The Sunday Telegraph

Charming, but Haydn’s music alone is enough

- Ivan Hewett

Music and dance The Creation Garsington

The ambition of Garsington Opera is simply astounding. For its final production of the season, it took on nothing less than the creation of the universe, as described in Haydn’s oratorio The Creation. The story unfolds with majestic radiant optimism, all the way from Chaos to the creation of Man, Lord of Creation, with every scale of bird and beast in between. At the back of the stage, raised in tiers on either side, was the choir of Garsington Chorus, with the Garsington Orchestra in between. In front, separated from the musicians by what looked like the frame of a Gothic altarpiece, was an extraordin­ary spectacle.

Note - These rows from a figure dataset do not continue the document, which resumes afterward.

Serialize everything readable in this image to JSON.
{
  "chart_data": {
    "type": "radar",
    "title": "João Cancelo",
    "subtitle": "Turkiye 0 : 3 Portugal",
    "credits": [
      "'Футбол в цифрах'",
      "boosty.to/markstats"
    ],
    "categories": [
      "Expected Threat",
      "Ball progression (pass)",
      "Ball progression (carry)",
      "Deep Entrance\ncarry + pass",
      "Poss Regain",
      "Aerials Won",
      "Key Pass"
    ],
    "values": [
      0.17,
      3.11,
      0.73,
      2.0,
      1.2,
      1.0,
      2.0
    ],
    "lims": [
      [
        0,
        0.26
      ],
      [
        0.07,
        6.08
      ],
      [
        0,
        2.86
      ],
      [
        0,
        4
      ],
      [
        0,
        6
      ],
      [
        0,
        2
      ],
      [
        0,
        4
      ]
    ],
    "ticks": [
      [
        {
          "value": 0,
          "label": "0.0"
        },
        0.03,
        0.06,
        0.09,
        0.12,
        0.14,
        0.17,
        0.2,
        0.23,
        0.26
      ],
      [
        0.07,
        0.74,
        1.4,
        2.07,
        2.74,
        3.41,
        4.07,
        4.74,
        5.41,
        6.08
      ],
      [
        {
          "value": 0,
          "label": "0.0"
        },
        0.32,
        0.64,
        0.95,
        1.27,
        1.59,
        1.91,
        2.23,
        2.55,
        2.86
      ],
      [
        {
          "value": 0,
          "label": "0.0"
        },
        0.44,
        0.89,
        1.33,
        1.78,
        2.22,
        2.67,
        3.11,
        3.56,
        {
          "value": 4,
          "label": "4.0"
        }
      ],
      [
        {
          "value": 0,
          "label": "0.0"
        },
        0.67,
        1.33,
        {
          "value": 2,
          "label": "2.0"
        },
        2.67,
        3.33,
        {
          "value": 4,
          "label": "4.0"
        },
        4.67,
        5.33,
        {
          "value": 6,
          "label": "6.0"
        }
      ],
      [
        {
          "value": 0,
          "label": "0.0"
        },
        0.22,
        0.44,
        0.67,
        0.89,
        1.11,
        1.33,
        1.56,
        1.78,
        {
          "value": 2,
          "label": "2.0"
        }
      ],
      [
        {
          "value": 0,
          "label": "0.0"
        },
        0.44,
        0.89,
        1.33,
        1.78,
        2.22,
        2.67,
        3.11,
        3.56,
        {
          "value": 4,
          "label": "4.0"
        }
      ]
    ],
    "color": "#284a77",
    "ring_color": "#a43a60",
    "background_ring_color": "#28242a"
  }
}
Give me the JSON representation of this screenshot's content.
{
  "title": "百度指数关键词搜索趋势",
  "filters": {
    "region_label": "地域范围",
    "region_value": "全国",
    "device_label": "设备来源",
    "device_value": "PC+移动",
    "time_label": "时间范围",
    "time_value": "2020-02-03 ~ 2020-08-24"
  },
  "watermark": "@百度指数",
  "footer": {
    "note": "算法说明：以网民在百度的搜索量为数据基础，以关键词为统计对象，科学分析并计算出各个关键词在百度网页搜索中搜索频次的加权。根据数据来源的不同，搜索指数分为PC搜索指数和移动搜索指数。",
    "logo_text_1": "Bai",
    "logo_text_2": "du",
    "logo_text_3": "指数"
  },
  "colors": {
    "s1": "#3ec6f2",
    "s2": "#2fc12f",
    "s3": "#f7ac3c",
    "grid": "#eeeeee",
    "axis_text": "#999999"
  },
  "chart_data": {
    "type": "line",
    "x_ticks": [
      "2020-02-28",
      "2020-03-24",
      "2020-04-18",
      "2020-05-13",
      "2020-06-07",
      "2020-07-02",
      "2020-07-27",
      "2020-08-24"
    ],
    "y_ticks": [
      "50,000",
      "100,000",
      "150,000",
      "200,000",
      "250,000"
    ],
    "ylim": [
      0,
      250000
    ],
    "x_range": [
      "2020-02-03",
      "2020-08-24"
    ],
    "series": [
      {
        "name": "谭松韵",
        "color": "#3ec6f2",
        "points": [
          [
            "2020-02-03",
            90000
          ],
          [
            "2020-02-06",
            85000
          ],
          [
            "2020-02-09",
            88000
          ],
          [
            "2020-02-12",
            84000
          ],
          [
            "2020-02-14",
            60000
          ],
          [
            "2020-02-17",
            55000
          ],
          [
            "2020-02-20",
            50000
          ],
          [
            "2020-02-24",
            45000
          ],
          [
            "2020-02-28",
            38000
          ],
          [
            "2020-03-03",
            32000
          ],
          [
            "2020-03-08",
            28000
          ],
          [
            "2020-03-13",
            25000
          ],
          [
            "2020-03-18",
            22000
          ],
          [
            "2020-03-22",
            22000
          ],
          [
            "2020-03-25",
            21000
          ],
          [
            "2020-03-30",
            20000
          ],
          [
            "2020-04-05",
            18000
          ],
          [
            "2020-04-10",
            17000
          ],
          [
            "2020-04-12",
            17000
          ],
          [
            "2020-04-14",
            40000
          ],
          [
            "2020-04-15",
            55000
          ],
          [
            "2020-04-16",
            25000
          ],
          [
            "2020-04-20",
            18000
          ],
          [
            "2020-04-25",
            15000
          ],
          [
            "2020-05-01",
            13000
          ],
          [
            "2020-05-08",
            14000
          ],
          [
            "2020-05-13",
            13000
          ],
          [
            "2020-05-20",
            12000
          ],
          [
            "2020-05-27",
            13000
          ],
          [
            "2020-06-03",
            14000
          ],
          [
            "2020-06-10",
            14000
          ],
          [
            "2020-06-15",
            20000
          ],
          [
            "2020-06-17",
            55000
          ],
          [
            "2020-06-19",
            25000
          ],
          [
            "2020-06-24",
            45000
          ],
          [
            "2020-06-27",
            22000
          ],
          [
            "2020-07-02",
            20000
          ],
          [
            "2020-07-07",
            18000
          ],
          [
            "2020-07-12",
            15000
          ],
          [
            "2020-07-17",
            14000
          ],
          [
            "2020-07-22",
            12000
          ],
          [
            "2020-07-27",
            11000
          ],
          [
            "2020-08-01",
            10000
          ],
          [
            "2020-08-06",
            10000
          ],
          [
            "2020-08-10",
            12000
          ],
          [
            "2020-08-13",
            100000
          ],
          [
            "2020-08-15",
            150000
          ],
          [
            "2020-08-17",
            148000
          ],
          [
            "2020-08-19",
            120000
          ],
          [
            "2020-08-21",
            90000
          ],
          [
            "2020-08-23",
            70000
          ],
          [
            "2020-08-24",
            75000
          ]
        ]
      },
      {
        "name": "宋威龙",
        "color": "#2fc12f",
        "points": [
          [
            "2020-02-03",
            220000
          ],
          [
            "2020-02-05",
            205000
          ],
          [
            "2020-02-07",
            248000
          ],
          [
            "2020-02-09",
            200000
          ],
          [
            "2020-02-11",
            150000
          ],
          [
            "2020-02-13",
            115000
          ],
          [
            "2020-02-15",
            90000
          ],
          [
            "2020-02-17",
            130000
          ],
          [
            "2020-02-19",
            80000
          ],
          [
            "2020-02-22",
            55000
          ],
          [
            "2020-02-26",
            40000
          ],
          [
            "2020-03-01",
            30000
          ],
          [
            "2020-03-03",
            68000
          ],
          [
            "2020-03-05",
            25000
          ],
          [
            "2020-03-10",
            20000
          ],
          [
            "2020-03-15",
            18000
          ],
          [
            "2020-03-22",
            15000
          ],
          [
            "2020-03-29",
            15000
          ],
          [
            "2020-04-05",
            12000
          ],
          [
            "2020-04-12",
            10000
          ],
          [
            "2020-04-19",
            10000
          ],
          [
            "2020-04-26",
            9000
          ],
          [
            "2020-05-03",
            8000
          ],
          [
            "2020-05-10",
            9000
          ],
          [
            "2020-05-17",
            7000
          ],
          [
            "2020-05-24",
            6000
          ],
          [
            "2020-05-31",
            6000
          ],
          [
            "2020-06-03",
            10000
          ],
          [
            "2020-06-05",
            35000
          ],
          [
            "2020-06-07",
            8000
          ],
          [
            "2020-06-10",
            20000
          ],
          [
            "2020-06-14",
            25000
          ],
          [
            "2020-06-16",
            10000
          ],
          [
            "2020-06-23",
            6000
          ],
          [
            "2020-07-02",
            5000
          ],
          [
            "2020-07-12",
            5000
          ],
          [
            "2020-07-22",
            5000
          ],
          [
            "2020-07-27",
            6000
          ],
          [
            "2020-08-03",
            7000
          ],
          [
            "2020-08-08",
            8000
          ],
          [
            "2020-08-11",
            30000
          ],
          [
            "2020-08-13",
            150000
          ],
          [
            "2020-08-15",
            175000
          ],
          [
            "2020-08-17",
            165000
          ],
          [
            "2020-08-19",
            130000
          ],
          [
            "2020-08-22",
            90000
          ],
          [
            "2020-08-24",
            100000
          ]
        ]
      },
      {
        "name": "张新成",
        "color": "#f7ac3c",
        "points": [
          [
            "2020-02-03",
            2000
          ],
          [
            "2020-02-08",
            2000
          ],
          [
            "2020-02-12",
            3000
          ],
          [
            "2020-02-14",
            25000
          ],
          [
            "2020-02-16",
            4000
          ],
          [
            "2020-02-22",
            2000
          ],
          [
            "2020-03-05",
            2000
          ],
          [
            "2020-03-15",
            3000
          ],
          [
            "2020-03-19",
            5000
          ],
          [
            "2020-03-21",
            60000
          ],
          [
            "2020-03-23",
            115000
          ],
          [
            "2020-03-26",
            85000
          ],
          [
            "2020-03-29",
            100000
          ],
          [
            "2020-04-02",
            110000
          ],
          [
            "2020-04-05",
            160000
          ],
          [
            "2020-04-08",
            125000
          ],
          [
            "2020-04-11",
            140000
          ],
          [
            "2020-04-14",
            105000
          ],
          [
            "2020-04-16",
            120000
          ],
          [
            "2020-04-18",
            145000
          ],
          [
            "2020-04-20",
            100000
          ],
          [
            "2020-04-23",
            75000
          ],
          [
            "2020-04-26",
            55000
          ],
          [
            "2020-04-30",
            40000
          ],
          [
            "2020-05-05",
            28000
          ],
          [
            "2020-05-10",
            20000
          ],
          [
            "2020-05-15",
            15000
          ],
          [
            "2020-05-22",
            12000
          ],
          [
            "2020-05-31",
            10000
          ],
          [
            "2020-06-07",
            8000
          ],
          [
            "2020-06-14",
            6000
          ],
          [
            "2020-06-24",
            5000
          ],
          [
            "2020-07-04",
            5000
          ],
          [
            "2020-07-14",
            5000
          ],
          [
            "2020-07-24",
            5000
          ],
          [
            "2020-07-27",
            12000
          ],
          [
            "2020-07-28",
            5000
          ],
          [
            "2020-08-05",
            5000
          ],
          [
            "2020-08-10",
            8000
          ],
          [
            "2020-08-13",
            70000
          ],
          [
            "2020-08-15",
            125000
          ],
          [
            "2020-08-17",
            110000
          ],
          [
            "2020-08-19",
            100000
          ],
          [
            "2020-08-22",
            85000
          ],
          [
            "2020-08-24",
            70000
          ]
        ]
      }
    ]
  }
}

Mark Baldwin, artistic director of Rambert, had been commission­ed to express this greatest of all stories in choreograp­hed movement, and seized his chance. At times more than 50 dancers were on stage, from the company and the Rambert School.

But what does it mean, to “express” the creation of stars, whales and worms in dance? Baldwin says in the programme note that “it’s important not to be too literal”, but the problem is Haydn’s music is so often literal, in the most charmingly naive way. Just occasional­ly the dance joined the music in amusing innocence, as when one dancer undulated across the stage for the moment where Haydn describes the worm “in sinuous trace”. At other times, Baldwin went deliberate­ly against the music’s imagery. When the music hailed the eagle which “soars aloft” one dancer got as close to the floor as is possible, without actually lying down.

The general style was an exuberant polyphonic movement, of a graceful kind balanced nicely between abstractio­n and 18th-century poise, a fast-moving trio over here set against 10 dancers in slow unison motion over there. There was a similar ambiguity in the dancers’ befrilled and beruffed leotards. Half were in black, half in grey, but not divided according to sex; Baldwin was clearly keen to subvert the Bible’s embarrassi­ng sexual politics. At the moment where Adam praises his “graceful consort”, couples stepped forward one by one to perform tender duets. Hetero couples were in the minority.

At moments like these one caught a meaning. But often the swirl of movement was distractin­g, especially at the beginning, where the awesome slowness of Haydn’s Representa­tion of Chaos was ruined. To bring dancers in here, but to eliminate them at the busiest moment of Part 3, just seemed perverse. The Gothic arches of the design were a puzzling backdrop for this Enlightenm­ent work.

As for Douglas Boyd’s direction of the orchestra, it was sometimes too fleet and light to catch the grandeur of the piece. But the eloquence of the three soloists Sarah Tynan, James Gilchrist and Neil Davies, and the fervency of the young Garsington Chorus, supplied the necessary emotional heft. In all it was a brave enterprise with the occasional touching moment, which reminded us this is one work where the music really is all you need.